A Dictionary of Greek and Roman biography and mythology

Smith, William

A Dictionary of Greek and Roman biography and mythology. William Smith, LLD, ed. 1890

a daughter of the dictator L. Cornelius Sulla by his fourth wife, Caecilia Metella, and twin sister of Faustus Cornelius Sulla, was born not long before B. C. 88, the year in which Sulla obtained his first consulship ; and she and her brother received the names of Fausta and Faustus respectively, on account of the good fortune of their father. Fausta was first married to C. Memmius, and probably at a very early age, as her son, C. Memmius, was one of the nobles who supplicated the judges on behalf of Scaurus in B. C. 54. After being divorced by her first husband, she married, towards the latter end of B. C. 55, T. Annius Milo, and accompanied him on his journey to Lanuvium, when Clodius was murdered, B. C. 52. (Plut. Sull. 34; Cic. Att. 5.8; Ascon. in Scaur. p. 29, in Milon. p. 33, ed. Orelli.)

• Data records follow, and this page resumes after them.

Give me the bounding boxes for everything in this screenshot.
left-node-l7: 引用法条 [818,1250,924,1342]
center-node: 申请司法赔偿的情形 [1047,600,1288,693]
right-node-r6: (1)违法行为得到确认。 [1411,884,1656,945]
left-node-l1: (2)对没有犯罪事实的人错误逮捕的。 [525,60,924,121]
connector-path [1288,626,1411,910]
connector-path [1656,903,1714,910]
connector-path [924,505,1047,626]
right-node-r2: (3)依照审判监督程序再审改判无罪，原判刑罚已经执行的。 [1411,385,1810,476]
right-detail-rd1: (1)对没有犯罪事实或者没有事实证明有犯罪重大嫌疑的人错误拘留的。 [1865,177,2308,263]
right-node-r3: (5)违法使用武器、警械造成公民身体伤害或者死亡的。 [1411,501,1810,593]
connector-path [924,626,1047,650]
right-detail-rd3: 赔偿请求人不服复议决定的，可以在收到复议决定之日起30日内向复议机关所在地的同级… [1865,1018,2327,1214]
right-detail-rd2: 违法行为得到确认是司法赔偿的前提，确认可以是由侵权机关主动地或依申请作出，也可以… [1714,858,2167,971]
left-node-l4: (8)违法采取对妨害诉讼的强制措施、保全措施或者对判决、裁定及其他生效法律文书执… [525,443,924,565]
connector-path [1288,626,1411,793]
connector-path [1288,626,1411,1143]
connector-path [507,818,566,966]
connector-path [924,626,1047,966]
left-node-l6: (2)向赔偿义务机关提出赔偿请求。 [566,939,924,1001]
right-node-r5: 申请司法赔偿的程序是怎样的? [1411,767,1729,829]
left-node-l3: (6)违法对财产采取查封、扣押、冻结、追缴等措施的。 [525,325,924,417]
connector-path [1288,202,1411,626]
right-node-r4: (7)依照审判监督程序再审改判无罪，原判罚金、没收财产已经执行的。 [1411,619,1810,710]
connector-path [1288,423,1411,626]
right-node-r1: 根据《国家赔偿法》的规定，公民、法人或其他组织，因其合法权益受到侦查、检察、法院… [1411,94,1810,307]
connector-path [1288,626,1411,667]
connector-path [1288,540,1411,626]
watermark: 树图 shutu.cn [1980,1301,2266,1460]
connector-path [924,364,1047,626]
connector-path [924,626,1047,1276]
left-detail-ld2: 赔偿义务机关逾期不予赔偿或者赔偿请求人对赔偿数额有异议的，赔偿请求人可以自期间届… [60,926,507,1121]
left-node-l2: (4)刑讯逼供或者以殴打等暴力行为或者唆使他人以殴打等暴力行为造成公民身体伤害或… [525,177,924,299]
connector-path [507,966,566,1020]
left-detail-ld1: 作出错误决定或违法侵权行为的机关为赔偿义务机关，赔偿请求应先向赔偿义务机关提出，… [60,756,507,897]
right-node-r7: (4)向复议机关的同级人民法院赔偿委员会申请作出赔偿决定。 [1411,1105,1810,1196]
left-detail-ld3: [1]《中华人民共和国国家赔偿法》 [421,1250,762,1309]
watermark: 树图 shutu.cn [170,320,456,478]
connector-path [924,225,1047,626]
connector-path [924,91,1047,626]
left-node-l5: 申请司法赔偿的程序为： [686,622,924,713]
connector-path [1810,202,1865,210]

Fausta was infamous for her adulteries, and the historian Sallust is said to have been one of her paramours, and to have received a severe flogging from Milo, when he was detected on one occasion in the house of the latter in the disguise of a slave. (Gel. 17.18; Serv. ad Virg. Aen. 6.612.) The "Villius in Fausta Sullae gener" (Hor. Sat. 1.2. 64), who was another of her favourites, was probably the Sex. Villius who is mentioned by Cicero (Cic. Fam. 2.6.) as a friend of Milo; and the names of two more of her gallants are handed down by Macrobius (Saturn. 2.2) in a bon mot of her brother Faustus.